Brazilian Orthodoxy looks like American Orthodoxy on a smaller scale. It was brought by immigrants, and then the first converts came either because of marriage or much simply because the church of the local area was Orthodox and they liked the community. Then later came organised missions and now jurisdictions are mixed.
Actual organised missions started in the 1980's, championed by the Metropolia of Western Europe (which was Old Calendarist) and the Syriac Orthodox Church. The Metropolia of Western Europe quickly split between the Portuguese Orthodox Church (a canonical autonomous church under the Polish Orthodox Church) and the Holy Synod of Milan (which is still Old Calendarist), and the Brazilian communities went under the Portuguese Orthodox Church, thus becoming the first organised canonical mission. It had its own mass conversions. I once heard D. Chrisóstomo say it looked like a new Pentecost.

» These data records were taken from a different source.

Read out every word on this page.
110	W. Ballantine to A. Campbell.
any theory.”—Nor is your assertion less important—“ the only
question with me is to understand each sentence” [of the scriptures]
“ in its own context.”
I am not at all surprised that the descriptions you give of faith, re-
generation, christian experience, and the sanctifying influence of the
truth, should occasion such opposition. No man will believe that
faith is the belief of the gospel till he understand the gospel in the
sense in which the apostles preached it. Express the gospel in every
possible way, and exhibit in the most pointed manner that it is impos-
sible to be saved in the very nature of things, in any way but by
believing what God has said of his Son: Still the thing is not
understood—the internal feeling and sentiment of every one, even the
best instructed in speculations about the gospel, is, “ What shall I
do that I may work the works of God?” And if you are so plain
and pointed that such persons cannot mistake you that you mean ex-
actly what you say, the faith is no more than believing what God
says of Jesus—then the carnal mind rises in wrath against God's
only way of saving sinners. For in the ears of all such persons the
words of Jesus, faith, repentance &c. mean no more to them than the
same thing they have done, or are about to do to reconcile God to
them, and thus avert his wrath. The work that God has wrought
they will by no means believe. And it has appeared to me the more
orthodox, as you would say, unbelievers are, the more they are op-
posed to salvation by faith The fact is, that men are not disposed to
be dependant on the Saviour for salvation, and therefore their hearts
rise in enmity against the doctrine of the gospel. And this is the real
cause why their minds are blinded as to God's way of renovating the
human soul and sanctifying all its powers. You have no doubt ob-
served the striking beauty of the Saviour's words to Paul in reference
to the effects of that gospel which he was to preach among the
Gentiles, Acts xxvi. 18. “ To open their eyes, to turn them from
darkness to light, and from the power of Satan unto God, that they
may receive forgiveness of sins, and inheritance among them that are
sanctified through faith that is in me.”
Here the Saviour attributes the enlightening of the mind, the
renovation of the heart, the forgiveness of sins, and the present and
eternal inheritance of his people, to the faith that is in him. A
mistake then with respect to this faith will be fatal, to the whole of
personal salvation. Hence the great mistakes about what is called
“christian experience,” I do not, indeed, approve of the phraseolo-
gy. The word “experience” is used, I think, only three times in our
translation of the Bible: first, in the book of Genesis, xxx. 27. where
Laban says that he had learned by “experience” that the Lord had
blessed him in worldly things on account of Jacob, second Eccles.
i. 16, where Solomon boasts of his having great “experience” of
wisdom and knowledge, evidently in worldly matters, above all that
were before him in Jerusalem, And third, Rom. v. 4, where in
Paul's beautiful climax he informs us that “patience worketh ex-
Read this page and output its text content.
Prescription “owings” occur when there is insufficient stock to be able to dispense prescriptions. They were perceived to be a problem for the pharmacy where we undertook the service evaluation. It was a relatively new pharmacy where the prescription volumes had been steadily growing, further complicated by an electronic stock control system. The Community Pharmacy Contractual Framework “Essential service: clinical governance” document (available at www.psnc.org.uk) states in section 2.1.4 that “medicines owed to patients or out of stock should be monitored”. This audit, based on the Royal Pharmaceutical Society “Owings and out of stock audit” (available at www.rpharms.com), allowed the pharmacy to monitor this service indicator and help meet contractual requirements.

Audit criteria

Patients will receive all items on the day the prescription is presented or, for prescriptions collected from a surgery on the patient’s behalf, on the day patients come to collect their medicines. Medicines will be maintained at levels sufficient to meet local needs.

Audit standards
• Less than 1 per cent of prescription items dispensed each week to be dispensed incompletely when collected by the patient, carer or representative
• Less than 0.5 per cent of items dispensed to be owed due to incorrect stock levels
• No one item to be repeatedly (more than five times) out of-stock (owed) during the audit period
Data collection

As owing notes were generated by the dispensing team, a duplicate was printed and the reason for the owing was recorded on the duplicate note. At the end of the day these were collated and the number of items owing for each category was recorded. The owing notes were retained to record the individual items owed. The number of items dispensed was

After the Portuguese Orthodox Church broke up in the early 2000's, some parishes went to the Serbian Orthodox Church, which never became very missionary in character, but most went directly under the Polish Orthodox Church. The Greek Orthodox Church also has some missions, but nothing very organised or well structured, although I did hear of a mass conversion. The Antiochian Orthodox Church is a bit messy, but it has its own missions despite the lack of incentives from bishops. The Russian Orthodox Church has started to see the fruit of its missionary champions over the last decade, and before that I already heard of the mass conversion of one or two Eastern Catholic parishes, while more recently there was the mass conversion of an Old Calendarist community. There's also a large Ukrainian Orthodox community, but I don't really understand their canonical status: they're definitely under the EP, but I don't know whether directly, in an arrangement similar to the UOCUSA and the UOCC, or under the UOCUSA. I never heard of organised Ukrainian Orthodox missions, but I know some Brazilians do attend their churches. The OCA was once present, but its parish went under the MP. ROCOR had at least some two parishes, but they went under D. Agafângelo's pompously named PSCA schism. The PAOC keeps doing its mission, and there was at least two relatively recent mass conversions, one in a Native American tribe and one in a Syriac community.
Among the OO's, Syriacs still have very organised missionary work, but I don't know much about them. Copts and Armenians stick more to themselves. I've heard Ethiopians are starting to organise themselves, but they don't have a church yet. Old Calendarists are probably too disorganised to do any mission nowadays.